Where should Pakistan invest? Sachs reiterated his well-known six areas of education, healthcare, energy (decarbonised), sustainable land care use (land reforms), urban renewal (where half the population now resides), and digital transformation (5G is indispensable.) To even begin this odyssey, Pakistan would need to raise its revenue collection to 25 or 30pc of its GDP — essentially doubling its current rate.

This would require a similar raising of the savings rate, including household savings, even from poor households for which the banking system would need to be appropriately redesigned. Pakistan’s national debt at 35pc of GDP was not very high. But it was short-term rather than long-term debt, which created a liquidity problem and deterred international investment.

Accordingly, a debt management strategy was essential in order to attract public and private international lenders. All of the above, Sachs concluded, was difficult but possible. Pakistan’s performance needed to convey its development commitment to the global investment community.

Comment: One of Pakistan’s respected economists noted there was nothing “new or surprising” in what Sachs had said. This was not a criticism. It was a recognition that resolving Pakistan’s economic crisis was as much a political as it was an economic challenge. Textbook economics and IMF panaceas at best provided insufficient and short-term answers.

Other economists said the quality of investments was more important than the quantity of investment and the breaking of international production chains had disrupted Pakistan’s economic policies. There was a view that Sachs’ presentation was “too macro, as the devil lay in the details”.

Another view stressed that a significant percentage of Pakistan’s government revenue was spent in interest payments. As for foreign direct investment in Pakistan, it was observed that it was relatively short-term, the profits of which were repatriated in foreign currency. (In this regard, Sachs said Pakistan had to attract long-term loans and investments from international financial institutions and the global investment community, thereby suggesting the need for radical structural reforms. China is, in fact, the only country that has made long-term investments and granted longer-term loans to Pakistan. This upsets the US and it has, accordingly, put our ruling elites on notice.)

Conclusion: Prof Jeffrey Sach’s presentation was a breath of fresh air. The implications were clear.

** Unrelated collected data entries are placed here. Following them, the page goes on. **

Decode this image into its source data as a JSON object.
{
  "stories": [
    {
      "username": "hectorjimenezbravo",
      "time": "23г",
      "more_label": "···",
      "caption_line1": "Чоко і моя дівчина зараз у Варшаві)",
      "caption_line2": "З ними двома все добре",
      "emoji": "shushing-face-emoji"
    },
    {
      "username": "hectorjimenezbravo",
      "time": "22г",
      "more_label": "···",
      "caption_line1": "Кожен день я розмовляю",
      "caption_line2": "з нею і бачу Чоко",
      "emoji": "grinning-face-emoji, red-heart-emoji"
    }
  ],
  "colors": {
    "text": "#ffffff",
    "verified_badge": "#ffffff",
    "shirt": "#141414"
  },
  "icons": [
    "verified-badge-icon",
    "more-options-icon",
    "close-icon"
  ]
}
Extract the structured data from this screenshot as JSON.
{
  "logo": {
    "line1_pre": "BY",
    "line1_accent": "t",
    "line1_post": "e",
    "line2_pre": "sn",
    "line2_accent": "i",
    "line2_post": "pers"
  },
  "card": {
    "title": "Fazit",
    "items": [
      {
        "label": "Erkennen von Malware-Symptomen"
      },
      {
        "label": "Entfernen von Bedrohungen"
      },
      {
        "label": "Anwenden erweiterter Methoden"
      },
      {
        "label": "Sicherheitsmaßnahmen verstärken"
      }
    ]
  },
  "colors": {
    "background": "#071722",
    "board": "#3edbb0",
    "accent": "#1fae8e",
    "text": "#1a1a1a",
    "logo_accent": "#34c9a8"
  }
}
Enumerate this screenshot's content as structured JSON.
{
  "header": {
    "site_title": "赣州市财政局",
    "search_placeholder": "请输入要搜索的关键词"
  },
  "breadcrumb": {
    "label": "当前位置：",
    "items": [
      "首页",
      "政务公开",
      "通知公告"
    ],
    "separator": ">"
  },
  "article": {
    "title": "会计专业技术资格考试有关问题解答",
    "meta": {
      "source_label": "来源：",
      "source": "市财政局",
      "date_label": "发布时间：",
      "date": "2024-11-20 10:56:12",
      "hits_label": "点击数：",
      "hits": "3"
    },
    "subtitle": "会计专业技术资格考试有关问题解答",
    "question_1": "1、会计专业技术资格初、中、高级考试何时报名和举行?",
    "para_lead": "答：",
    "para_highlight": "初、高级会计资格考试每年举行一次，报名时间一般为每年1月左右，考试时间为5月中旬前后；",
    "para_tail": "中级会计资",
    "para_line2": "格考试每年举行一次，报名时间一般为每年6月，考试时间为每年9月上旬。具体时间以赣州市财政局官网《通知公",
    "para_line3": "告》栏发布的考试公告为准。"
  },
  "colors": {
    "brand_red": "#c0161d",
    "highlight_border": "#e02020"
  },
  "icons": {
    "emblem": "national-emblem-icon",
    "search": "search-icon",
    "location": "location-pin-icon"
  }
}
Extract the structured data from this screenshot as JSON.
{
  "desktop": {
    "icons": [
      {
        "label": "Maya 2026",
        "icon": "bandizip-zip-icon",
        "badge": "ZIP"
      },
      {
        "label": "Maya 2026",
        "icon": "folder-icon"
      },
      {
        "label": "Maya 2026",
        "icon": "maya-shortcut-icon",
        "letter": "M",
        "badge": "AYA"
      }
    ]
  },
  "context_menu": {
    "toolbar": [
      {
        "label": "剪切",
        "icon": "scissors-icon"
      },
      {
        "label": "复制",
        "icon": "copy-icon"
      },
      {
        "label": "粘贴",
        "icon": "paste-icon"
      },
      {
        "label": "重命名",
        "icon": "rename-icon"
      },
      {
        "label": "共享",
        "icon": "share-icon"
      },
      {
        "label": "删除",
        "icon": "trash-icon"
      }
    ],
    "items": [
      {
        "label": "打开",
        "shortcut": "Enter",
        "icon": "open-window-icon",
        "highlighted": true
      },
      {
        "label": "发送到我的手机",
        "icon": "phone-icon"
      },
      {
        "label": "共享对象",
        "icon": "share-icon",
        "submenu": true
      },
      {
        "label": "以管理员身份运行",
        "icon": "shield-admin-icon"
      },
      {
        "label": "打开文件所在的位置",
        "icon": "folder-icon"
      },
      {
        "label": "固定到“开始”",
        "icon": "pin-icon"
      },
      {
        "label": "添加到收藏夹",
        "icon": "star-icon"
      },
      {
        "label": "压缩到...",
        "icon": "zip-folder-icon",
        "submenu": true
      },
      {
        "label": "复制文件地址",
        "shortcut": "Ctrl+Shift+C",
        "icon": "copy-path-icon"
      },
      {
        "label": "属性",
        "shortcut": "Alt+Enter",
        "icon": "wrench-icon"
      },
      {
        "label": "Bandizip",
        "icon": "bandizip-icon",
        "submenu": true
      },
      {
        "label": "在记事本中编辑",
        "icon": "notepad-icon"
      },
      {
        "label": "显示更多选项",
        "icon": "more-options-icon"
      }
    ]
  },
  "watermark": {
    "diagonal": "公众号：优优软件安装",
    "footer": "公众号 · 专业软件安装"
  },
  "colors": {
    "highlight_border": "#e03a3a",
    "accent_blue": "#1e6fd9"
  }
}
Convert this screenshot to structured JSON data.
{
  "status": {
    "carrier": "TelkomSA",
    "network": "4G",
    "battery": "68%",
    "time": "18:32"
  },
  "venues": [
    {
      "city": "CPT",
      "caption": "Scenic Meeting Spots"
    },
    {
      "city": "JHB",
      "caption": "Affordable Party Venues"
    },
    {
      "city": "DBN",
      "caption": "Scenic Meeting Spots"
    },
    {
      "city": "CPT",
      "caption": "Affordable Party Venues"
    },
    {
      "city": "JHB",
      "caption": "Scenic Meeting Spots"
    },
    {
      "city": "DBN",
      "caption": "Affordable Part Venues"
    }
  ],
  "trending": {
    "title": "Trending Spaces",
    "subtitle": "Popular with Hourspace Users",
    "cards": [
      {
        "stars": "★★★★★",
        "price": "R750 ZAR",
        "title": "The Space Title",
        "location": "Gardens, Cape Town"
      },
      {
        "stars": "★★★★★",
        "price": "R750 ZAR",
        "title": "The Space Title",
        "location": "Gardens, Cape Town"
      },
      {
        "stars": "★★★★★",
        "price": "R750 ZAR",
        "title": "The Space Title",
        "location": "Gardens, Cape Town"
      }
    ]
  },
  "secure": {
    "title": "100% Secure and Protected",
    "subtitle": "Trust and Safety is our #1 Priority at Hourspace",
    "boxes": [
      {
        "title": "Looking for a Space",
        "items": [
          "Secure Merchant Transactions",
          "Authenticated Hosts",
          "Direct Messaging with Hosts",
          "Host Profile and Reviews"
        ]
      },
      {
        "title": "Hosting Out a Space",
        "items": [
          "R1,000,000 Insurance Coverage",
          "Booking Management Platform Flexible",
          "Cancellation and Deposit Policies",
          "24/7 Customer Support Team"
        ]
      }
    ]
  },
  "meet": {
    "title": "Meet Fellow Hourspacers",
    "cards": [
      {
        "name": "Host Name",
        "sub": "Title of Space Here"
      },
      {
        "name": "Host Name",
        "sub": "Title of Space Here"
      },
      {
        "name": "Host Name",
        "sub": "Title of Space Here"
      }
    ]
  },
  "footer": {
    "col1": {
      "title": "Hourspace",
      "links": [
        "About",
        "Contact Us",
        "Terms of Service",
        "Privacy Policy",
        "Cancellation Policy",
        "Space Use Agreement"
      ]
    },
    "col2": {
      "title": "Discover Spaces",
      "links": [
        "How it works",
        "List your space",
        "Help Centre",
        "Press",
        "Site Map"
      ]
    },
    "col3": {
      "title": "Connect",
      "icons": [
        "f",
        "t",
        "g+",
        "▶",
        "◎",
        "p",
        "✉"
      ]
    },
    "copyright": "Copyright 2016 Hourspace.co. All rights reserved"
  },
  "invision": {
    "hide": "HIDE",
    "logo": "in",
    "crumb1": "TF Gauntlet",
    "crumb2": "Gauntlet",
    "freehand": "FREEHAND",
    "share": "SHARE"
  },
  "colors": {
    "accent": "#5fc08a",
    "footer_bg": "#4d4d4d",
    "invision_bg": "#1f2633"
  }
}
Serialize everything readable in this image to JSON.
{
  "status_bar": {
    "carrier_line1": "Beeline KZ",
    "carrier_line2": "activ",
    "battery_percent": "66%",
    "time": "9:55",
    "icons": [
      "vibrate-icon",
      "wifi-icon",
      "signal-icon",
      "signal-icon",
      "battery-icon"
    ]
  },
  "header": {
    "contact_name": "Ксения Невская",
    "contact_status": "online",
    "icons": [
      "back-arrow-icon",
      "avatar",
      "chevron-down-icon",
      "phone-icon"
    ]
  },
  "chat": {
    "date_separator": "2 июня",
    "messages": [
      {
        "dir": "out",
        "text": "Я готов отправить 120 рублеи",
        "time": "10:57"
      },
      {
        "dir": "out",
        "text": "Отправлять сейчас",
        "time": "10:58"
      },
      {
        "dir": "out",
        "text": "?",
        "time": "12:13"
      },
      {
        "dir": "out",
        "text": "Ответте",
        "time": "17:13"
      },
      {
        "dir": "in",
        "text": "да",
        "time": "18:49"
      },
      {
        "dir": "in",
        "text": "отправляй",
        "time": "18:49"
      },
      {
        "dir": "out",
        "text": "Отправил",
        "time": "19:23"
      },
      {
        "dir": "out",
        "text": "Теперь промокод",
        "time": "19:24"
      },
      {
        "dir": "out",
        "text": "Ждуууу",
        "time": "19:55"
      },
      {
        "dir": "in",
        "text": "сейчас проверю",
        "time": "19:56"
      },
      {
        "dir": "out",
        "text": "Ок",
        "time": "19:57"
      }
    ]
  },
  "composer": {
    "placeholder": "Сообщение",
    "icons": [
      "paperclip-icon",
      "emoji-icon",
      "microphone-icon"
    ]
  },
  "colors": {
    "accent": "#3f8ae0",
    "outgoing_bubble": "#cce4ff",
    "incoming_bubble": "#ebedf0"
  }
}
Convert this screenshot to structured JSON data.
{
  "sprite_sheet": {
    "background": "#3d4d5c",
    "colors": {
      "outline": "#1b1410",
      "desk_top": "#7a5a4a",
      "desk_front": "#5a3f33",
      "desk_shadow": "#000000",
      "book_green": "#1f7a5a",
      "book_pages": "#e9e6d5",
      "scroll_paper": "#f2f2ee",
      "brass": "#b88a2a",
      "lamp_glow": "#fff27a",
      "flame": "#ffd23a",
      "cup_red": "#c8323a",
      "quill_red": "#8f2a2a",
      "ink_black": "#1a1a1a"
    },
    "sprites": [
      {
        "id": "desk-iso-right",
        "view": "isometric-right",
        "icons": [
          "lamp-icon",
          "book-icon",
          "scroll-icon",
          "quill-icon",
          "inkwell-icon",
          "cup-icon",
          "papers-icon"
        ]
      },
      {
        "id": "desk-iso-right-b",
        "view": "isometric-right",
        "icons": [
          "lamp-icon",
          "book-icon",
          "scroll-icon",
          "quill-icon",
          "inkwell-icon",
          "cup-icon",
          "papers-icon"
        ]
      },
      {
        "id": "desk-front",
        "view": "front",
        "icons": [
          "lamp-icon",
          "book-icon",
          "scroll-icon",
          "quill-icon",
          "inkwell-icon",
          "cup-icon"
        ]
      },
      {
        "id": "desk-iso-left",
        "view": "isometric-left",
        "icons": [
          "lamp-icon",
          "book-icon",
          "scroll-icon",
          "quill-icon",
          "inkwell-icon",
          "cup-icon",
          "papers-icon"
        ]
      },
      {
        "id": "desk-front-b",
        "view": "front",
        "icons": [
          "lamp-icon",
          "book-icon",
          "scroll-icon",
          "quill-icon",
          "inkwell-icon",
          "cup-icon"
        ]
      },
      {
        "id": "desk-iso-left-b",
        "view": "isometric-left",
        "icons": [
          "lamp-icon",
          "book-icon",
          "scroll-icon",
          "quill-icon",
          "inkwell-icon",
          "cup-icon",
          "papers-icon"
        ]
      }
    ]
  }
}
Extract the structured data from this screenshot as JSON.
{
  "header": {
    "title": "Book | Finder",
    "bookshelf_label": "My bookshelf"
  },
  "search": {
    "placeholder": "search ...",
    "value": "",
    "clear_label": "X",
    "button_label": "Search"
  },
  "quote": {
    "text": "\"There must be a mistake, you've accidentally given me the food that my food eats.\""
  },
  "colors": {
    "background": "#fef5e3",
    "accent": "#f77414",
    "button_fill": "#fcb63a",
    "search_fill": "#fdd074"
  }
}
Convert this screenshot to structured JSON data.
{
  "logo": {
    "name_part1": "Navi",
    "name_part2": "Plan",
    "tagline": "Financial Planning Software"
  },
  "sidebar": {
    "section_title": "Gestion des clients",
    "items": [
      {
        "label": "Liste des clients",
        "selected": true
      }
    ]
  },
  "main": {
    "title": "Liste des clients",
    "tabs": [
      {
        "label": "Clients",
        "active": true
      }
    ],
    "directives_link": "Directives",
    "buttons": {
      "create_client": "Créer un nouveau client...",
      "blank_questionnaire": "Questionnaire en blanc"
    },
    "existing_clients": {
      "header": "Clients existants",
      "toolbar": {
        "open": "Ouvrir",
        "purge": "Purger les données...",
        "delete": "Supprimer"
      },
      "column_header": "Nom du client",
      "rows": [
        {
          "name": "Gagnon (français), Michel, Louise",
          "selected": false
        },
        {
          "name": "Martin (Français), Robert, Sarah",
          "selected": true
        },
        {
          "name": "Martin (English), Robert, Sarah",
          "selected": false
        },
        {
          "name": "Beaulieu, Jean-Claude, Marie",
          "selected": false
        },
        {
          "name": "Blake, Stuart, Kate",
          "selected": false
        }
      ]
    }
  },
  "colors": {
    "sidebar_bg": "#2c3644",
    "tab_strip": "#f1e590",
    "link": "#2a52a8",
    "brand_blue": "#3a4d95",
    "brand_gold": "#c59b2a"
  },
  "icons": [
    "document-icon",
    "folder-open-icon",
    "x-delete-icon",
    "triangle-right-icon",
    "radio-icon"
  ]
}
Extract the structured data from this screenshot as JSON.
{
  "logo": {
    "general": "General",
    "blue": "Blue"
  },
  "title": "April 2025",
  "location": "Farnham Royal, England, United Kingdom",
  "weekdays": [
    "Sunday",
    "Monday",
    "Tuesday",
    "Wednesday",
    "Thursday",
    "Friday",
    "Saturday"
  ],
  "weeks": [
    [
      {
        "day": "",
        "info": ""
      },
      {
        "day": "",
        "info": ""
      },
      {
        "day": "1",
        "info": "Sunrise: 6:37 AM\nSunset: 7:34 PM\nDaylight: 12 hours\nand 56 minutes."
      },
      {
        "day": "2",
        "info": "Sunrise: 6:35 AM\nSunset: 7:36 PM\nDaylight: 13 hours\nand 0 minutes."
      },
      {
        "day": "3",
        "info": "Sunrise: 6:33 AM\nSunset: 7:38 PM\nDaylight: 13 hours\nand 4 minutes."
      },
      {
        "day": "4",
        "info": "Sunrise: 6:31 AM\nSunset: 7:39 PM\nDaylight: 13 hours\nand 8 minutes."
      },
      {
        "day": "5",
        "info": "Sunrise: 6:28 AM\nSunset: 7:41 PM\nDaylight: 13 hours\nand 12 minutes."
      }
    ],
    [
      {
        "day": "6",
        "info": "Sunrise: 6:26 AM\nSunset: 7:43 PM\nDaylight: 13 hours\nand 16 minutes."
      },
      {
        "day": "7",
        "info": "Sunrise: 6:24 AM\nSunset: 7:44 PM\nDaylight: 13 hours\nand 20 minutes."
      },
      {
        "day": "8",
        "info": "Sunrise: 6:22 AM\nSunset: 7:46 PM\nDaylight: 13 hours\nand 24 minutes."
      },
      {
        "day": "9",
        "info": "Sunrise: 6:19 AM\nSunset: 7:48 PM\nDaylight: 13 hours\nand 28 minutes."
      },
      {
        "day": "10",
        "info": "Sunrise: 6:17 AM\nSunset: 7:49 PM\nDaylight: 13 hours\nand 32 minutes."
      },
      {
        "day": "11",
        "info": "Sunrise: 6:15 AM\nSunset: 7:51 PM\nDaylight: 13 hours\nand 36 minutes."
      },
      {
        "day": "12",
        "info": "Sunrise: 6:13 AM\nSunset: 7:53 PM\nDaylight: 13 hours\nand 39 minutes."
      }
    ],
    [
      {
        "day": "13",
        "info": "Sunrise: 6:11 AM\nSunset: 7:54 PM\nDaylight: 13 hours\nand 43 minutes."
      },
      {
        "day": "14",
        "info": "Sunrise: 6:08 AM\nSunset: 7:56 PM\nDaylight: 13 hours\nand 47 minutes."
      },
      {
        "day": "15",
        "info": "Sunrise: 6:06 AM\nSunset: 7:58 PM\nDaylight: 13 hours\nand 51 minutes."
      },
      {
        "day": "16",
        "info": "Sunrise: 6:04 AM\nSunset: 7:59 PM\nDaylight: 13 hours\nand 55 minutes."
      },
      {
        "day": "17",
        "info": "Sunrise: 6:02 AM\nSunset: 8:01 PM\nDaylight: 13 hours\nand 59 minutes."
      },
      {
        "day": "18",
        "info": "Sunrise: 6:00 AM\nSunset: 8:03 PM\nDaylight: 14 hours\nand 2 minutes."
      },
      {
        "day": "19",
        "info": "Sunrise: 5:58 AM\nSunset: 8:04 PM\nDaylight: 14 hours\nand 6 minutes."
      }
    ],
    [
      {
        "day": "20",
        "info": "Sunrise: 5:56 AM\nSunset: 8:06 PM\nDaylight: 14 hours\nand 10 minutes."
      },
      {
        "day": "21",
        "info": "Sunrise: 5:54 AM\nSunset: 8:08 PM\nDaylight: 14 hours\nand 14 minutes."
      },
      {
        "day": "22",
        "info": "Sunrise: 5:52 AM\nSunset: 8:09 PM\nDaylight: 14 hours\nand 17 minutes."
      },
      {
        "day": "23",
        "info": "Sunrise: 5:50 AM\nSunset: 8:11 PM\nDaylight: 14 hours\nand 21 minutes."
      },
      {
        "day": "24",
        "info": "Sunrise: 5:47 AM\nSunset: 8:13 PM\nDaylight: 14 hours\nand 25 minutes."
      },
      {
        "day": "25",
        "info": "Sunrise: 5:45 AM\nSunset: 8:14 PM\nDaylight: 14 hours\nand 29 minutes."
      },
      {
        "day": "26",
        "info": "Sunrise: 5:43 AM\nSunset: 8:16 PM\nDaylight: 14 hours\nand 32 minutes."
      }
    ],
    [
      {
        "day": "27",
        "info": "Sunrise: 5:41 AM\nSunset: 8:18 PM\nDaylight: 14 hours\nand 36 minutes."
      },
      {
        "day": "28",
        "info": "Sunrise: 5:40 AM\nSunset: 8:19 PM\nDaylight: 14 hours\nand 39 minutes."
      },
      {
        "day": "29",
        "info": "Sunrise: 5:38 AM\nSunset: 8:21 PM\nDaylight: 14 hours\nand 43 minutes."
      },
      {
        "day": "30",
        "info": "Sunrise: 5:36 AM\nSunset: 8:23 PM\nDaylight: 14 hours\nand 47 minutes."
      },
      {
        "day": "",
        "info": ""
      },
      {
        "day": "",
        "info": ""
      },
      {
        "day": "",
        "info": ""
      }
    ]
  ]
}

Pakistan has to first get out of the failing state syndrome before it can hope to respond to the challenges he identified. How will it do so? This can only be answered by actions, mobilisation, movements, organisation, pro-people governance, etc.

Our externally dependent, internally hostile, and fearful power and political elites, however, will never facilitate this. This is the challenge our middle classes have the primary and historic responsibility to confront. Otherwise, Pakistan is history.

The writer is a former ambassador to the US, India and China and head of UN missions in Iraq and Sudan.